D issues are now tracked on GitHub. This Bugzilla instance remains as a read-only archive.
Issue 11432 - formattedRead and slurp %s format code miss tab as whitespace
Summary: formattedRead and slurp %s format code miss tab as whitespace
Status: RESOLVED INVALID
Alias: None
Product: D
Classification: Unclassified
Component: phobos (show other issues)
Version: D2
Hardware: x86 Windows
: P2 normal
Assignee: No Owner
URL:
Keywords:
Depends on:
Blocks:
 
Reported: 2013-11-03 09:12 UTC by bearophile_hugs
Modified: 2019-12-07 09:52 UTC (History)
1 user (show)

See Also:


Attachments

Note You need to log in before you can comment on or make changes to this issue.
Description bearophile_hugs 2013-11-03 09:12:46 UTC
This is a C program, note the string s that contains three fields, each separated by a single tab:


#include <stdio.h>
#include <stdlib.h>
int main() {
    char* s = "red\t10\t20";
    char t[20];
    int a, b;
    sscanf(s, "%s %d %d", &t, &a, &b);
    printf(">%s<>%d<>%d<\n", t, a, b);
    return 0;
}


It prints the output I expect:
>red<>10<>20<



The syntax of scanf says regarding the %s code:
http://www.mkssoftware.com/docs/man3/scanf.3.asp


s
A character string is expected; the corresponding argument should be a character pointer pointing to an array of characters large enough to accept the string and a terminating \0, which is added automatically. A white-space character terminates the input field. The conversion specifier hS is equivalent.
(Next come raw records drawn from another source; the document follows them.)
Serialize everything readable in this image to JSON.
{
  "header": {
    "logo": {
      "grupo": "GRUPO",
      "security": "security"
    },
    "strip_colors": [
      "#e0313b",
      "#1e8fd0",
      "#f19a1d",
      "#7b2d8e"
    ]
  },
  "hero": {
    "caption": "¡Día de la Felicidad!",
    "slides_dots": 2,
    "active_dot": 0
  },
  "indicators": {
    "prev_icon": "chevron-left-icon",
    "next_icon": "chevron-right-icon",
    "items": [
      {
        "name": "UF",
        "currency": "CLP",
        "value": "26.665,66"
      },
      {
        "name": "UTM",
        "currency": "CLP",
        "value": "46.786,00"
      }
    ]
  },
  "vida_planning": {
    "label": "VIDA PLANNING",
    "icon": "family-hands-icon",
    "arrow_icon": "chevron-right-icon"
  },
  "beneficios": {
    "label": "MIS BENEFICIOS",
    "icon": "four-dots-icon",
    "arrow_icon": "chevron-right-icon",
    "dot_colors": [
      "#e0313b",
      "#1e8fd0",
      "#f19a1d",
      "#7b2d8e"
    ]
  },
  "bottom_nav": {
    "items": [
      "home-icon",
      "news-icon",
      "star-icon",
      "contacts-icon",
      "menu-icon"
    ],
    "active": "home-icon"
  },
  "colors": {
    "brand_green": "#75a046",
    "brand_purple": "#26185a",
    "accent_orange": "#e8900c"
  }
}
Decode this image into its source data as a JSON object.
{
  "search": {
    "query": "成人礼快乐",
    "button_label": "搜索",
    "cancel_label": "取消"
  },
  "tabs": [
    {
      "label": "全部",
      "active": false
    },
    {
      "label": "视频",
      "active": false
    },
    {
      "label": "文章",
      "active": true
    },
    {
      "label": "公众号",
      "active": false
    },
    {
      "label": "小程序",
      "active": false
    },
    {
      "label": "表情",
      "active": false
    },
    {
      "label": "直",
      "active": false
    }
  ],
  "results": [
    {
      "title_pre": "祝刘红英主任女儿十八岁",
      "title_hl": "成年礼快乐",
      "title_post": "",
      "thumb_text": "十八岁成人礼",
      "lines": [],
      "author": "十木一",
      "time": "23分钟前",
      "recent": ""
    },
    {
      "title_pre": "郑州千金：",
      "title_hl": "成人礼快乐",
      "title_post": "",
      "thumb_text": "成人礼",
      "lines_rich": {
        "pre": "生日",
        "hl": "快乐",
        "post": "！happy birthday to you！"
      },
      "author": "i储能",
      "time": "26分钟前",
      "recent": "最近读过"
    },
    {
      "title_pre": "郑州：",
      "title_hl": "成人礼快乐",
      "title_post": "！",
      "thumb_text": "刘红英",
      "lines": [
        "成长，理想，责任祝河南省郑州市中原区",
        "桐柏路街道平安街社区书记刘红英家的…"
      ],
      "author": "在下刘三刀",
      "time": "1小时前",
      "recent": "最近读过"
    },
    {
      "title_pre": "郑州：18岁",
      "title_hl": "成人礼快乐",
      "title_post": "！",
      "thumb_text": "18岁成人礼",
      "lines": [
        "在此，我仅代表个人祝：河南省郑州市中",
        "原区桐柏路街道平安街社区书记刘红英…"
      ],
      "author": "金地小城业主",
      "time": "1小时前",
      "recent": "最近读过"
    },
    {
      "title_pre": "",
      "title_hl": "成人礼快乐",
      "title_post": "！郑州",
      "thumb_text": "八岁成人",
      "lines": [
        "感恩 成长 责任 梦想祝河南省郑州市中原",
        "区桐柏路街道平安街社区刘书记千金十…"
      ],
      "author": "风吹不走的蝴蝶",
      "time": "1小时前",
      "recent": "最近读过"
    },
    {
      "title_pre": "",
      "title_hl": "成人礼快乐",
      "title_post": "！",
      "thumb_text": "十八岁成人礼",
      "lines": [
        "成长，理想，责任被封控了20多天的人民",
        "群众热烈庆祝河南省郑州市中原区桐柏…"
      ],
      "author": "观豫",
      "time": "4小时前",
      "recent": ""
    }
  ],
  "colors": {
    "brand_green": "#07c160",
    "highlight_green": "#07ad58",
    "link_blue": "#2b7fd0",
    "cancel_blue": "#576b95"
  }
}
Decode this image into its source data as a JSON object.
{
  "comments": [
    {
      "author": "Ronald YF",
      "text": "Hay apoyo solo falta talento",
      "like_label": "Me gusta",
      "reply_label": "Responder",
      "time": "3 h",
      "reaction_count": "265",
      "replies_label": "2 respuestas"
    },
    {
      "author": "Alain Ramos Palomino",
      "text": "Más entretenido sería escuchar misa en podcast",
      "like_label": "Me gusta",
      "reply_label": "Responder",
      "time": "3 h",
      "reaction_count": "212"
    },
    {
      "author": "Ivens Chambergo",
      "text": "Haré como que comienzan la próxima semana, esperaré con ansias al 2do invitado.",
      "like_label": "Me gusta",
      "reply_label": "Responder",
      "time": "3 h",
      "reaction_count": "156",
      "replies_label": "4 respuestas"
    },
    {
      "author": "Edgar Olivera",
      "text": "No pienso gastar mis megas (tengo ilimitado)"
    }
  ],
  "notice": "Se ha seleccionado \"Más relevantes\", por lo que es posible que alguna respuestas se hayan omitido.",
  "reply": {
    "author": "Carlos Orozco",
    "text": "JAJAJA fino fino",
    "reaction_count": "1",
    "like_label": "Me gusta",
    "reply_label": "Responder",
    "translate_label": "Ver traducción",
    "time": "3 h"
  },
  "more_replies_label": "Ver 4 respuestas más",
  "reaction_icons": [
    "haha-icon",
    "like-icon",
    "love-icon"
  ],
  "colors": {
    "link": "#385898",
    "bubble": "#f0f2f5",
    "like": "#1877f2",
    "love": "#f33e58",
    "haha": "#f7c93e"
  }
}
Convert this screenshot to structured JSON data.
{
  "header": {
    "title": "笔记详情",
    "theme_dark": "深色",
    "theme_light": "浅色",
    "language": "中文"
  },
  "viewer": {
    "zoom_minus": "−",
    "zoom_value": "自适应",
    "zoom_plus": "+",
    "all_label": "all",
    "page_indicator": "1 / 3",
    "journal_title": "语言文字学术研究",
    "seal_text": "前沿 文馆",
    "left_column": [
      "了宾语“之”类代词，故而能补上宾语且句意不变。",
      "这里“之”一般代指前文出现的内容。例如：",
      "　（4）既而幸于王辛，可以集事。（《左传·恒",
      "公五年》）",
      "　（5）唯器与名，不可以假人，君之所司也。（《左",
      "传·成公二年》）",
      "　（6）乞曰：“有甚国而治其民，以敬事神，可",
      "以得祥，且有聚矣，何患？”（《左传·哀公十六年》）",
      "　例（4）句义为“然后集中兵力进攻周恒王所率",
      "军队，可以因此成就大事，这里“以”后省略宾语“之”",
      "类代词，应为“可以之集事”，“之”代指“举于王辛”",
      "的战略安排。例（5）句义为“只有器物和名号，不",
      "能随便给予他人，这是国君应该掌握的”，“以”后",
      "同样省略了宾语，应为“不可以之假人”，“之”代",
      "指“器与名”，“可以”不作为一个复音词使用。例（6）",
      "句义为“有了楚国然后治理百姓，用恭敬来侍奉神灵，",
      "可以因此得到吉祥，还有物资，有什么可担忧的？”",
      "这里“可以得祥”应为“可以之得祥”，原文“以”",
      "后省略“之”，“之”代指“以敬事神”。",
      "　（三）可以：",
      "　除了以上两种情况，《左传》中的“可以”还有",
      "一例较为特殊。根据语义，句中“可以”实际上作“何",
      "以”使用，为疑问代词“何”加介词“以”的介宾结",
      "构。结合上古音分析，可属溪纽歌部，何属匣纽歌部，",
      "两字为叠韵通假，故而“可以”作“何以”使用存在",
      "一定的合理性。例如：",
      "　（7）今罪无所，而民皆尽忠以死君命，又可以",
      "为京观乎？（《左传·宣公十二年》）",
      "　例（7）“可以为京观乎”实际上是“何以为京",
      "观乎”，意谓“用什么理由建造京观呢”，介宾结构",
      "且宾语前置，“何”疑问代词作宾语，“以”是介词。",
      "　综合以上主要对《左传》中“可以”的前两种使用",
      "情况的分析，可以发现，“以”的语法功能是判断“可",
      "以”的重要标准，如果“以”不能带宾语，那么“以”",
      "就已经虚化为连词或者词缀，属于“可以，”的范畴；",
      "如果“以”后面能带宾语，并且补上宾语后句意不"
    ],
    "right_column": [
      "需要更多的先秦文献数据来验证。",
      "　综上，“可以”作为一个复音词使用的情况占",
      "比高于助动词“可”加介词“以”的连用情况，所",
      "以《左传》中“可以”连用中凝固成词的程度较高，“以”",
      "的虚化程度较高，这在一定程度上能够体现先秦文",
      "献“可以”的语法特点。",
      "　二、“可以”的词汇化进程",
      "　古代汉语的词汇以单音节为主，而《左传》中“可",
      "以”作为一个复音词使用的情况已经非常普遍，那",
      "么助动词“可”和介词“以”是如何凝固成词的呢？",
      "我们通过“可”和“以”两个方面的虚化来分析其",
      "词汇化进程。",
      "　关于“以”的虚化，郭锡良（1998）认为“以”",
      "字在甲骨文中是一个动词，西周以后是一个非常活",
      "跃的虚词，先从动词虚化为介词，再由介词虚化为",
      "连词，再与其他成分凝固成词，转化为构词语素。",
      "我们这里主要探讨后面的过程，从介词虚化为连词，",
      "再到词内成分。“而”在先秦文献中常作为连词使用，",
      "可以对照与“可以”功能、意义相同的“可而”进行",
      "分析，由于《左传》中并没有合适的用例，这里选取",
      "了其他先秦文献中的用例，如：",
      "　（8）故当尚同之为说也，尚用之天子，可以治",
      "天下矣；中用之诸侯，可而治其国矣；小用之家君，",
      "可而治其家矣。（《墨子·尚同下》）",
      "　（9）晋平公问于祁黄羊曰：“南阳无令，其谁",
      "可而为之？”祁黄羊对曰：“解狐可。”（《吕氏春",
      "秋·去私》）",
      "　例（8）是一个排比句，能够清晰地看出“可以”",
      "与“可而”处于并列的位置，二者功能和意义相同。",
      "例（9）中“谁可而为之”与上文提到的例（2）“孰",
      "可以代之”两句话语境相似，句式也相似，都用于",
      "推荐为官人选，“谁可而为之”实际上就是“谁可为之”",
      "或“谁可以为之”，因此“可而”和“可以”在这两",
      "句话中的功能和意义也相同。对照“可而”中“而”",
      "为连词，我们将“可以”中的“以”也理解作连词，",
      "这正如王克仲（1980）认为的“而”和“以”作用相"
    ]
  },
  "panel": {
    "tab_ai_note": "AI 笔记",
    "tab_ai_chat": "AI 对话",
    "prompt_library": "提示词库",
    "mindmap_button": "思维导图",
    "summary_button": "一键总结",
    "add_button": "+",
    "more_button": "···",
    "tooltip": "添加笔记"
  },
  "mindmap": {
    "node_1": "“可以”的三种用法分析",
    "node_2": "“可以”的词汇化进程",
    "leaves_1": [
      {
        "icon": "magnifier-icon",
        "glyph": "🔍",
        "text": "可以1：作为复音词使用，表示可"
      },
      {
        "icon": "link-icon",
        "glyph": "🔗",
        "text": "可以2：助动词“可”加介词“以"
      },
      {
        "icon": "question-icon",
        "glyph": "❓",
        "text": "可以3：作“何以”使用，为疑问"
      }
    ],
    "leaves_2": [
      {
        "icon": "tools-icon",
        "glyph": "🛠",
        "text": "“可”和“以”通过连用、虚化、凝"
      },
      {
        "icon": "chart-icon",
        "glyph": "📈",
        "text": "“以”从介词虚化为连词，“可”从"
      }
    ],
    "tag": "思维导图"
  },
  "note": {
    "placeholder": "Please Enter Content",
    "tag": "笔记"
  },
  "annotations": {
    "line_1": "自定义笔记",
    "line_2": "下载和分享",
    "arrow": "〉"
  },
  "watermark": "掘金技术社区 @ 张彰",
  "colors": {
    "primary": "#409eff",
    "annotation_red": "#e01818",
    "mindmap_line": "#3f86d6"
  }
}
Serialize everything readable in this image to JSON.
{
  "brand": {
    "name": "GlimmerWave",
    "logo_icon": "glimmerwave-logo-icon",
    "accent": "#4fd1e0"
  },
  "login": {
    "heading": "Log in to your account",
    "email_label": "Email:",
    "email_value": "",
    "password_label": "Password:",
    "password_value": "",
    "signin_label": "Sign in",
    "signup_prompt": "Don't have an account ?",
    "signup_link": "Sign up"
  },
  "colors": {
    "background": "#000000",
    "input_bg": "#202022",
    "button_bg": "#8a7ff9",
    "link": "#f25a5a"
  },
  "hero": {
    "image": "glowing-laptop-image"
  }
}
I think this is a similar D program:


import std.format, std.stdio;
void main() {
    string s = "red\t10\t20";
    string t;
    int a, b;
    formattedRead(s, "%s %d %d", &t, &a, &b);
    writef(">%s<>%d<>%d<\n", t, a, b);
}


But it prints:

>red    10  20<>0<>0<

As you see the tab is considered part of the first string field. This causes me troubles when I use slurp as shown below.

If I have this "data.txt" text file with Unix-style newlines, and where the string is separated by the integer with just 1 tab character:


red 10
blue    20


(So the whole file is:  "red\t10\nblue\t20").


If I run this code:

import std.file: slurp;
void main() {
    slurp!(string, int)("data.txt", "%s %d");
}


I get a stacktrace (dmd 2.064beta4):

std.conv.ConvException@...\dmd2\src\phobos\std\conv.d(2009): Unexpected end of input when converting from type char[] to type int
--------
0x0040E269 in pure @safe int std.conv.parse!(int, char[]).parse(ref char[]) at C:\dmd2\src\phobos\std\conv.d(2010)
...


To avoid the stack trace I have to put a tab between the two formattings:

import std.file: slurp;
void main() {
    slurp!(string, int)("data.txt", "%s\t%d");
}
Comment 1 berni44 2019-12-07 09:52:52 UTC
IMHO the problem is, that formattedRead is not identical to scanf - but it's not well documented. You should use

formattedRead(s, "%s\t%d\t%d", &t, &a, &b);

The same is true for the slurp example, where you found out allready, that you need \t.